While India is helping its neighbours survive an oil crisis, Pakistan is taxing its citizens for something they cannot control, their buffaloes going to the bathroom.
This is not satire. This is Pakistan in 2026.
Rs 520 a Litre. Rs 3,588 a cylinder.
The Strait of Hormuz crisis has sent fuel prices spiralling across the region. But no country has handled it quite like Pakistan. In one swift move, Islamabad hiked petroleum prices to levels its own people can barely believe:
– Petrol: jumped by Rs 137 Pakistani rupees – now at Rs 321 per litre
– Diesel: up Rs 184 – now at Rs 520 per litre
– Kerosene: up Rs 34 – now at Rs 457 per litre
– LPG cylinder: hiked from Rs 2,664 to Rs 3,588
With gas cylinders unaffordable, Pakistanis had already started cooking on dung cakes. People were riding donkey carts to save fuel. And then the government found its next revenue source the dung itself.
The gobar tax
Punjab Chief Minister Maryam Nawaz has introduced a fee of Rs 30 per buffalo per day, officially framed as a charge under the “Suthra Punjab” clean energy initiative, to fund a biogas programme.

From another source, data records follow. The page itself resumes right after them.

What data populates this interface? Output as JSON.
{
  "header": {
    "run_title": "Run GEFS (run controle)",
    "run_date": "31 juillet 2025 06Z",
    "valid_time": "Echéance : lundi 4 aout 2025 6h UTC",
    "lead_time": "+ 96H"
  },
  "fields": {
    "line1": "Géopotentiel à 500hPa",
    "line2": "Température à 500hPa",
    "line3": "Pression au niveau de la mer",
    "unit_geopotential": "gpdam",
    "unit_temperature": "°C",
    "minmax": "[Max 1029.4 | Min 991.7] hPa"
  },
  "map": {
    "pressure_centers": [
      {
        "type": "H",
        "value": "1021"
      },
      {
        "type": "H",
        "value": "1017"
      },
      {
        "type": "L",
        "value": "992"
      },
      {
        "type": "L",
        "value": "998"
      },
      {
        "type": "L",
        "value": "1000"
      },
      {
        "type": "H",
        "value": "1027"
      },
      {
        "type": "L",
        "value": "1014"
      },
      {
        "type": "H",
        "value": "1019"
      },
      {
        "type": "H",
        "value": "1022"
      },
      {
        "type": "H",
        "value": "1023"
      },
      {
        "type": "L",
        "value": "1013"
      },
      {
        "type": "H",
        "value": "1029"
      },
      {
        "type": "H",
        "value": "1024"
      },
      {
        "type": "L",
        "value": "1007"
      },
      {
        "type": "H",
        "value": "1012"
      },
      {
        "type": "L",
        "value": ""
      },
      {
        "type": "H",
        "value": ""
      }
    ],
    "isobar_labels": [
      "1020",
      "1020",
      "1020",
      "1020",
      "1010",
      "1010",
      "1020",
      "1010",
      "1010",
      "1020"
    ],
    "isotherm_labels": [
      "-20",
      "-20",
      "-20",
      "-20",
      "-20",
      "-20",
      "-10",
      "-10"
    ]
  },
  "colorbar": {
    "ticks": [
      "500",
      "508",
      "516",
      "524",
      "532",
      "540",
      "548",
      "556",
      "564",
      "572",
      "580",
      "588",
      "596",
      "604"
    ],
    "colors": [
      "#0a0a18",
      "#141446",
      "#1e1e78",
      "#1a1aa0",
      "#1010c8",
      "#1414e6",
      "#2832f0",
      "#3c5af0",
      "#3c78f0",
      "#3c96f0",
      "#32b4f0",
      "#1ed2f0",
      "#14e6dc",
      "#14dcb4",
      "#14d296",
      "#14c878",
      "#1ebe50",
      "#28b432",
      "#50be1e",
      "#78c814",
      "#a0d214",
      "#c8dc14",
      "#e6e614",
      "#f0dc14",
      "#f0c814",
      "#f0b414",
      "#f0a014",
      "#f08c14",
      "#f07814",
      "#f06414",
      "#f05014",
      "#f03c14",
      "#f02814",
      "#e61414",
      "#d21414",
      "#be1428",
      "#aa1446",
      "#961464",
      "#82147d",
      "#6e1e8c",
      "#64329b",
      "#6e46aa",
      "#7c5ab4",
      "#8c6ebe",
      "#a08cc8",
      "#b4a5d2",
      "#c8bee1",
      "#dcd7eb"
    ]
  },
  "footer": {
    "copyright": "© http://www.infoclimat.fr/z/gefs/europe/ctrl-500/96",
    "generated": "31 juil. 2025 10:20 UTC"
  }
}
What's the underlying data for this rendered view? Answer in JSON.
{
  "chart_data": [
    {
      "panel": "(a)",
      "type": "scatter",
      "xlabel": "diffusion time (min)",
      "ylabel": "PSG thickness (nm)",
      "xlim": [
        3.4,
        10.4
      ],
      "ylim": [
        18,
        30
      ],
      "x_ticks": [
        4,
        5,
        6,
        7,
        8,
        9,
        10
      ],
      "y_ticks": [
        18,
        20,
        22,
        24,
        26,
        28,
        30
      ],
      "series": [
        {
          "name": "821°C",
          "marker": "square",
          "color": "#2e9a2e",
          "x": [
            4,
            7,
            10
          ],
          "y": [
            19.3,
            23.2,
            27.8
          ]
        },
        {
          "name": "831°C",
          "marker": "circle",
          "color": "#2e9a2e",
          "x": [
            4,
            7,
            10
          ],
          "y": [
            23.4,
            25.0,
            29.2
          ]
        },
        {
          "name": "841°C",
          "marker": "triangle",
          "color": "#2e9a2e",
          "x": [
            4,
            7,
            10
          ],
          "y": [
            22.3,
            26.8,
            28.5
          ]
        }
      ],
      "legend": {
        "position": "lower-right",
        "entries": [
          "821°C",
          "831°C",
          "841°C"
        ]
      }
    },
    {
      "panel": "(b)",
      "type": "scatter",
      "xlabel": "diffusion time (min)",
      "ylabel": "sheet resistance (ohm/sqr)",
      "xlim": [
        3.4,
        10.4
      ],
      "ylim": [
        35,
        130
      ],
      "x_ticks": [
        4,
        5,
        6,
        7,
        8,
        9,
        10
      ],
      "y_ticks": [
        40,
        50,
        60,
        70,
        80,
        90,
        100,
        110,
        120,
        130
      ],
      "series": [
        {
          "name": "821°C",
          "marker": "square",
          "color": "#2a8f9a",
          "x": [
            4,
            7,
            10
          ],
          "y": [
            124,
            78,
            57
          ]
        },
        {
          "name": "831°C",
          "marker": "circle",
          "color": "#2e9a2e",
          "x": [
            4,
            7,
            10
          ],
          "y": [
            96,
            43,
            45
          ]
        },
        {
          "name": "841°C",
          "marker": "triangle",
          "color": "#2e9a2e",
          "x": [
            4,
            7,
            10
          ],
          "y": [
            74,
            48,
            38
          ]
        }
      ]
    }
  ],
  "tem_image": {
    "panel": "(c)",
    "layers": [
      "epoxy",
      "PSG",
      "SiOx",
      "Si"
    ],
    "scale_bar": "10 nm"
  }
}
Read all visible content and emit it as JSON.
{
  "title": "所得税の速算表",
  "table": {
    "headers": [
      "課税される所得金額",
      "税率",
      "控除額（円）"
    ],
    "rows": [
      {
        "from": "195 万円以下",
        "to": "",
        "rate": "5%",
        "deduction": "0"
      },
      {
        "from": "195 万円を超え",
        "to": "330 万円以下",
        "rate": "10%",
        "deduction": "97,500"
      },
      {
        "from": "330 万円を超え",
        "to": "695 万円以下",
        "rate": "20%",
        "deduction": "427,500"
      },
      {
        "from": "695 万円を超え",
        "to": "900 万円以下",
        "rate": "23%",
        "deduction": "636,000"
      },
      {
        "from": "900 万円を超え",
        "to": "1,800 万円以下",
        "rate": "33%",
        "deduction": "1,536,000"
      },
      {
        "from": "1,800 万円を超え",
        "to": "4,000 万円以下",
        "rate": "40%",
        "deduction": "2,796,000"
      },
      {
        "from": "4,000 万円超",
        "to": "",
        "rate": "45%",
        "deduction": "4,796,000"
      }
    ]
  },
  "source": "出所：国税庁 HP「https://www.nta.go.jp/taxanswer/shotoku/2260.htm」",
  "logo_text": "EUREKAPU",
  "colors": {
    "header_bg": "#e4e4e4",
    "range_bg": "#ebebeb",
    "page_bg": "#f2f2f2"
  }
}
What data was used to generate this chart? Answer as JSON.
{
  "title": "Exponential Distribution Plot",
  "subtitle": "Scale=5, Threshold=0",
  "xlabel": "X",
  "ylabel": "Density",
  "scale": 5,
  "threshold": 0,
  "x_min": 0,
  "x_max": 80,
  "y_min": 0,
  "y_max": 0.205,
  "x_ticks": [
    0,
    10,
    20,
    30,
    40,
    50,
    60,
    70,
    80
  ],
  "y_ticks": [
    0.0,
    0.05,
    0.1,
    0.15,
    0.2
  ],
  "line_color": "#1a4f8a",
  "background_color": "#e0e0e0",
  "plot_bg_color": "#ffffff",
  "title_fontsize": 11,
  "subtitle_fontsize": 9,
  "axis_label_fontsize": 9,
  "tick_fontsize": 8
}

Pakistanis have given it a simpler name: the Gobar Tax.
168 cattle colonies across Punjab have been identified. Roughly 50 lakh cattle could fall under this levy. The math is straightforward and staggering. Maryam Nawaz stands to collect Rs 450 crore every month from buffalo dung alone.
Pakistani citizens are already finding ways around it. Some are drawing up special “zero-waste” diet plans for their buffaloes. Others, in Punjab, have reportedly started putting diapers on their animals.
And then there’s this warning, now going viral on Pakistani social media: “The day they taxed animal dung, the next tax on human dung became only a matter of time.”
Laugh if you must. But the people saying it aren’t laughing.
Meanwhile, India
On the other side of the border, India is doing something very different with the same crisis.
Since the conflict near Iran began, India has exported 75 lakh barrels of diesel, a seven-year record. Bangladesh, Nepal, Bhutan, Sri Lanka, and Singapore are all receiving Indian diesel supply. Even the Maldives, which not long ago was openly hostile toward New Delhi, has reached out to India for petroleum products. The Ministry of External Affairs confirmed the request is under active consideration.
While Pakistan bleeds its own people with tax after tax, India is keeping its domestic prices stable and its neighbours supplied.
Two countries. One crisis. Two very different choices
Pakistan’s government has turned an energy crisis into an extraction exercise, squeezing money from fuel, cooking gas, and now cattle dung. India has turned the same crisis into an opportunity to deepen regional trust and demonstrate energy leadership.
One country is putting diapers on buffalo to dodge a tax. The other just broke a seven-year diesel export record. The contrast could not be starker.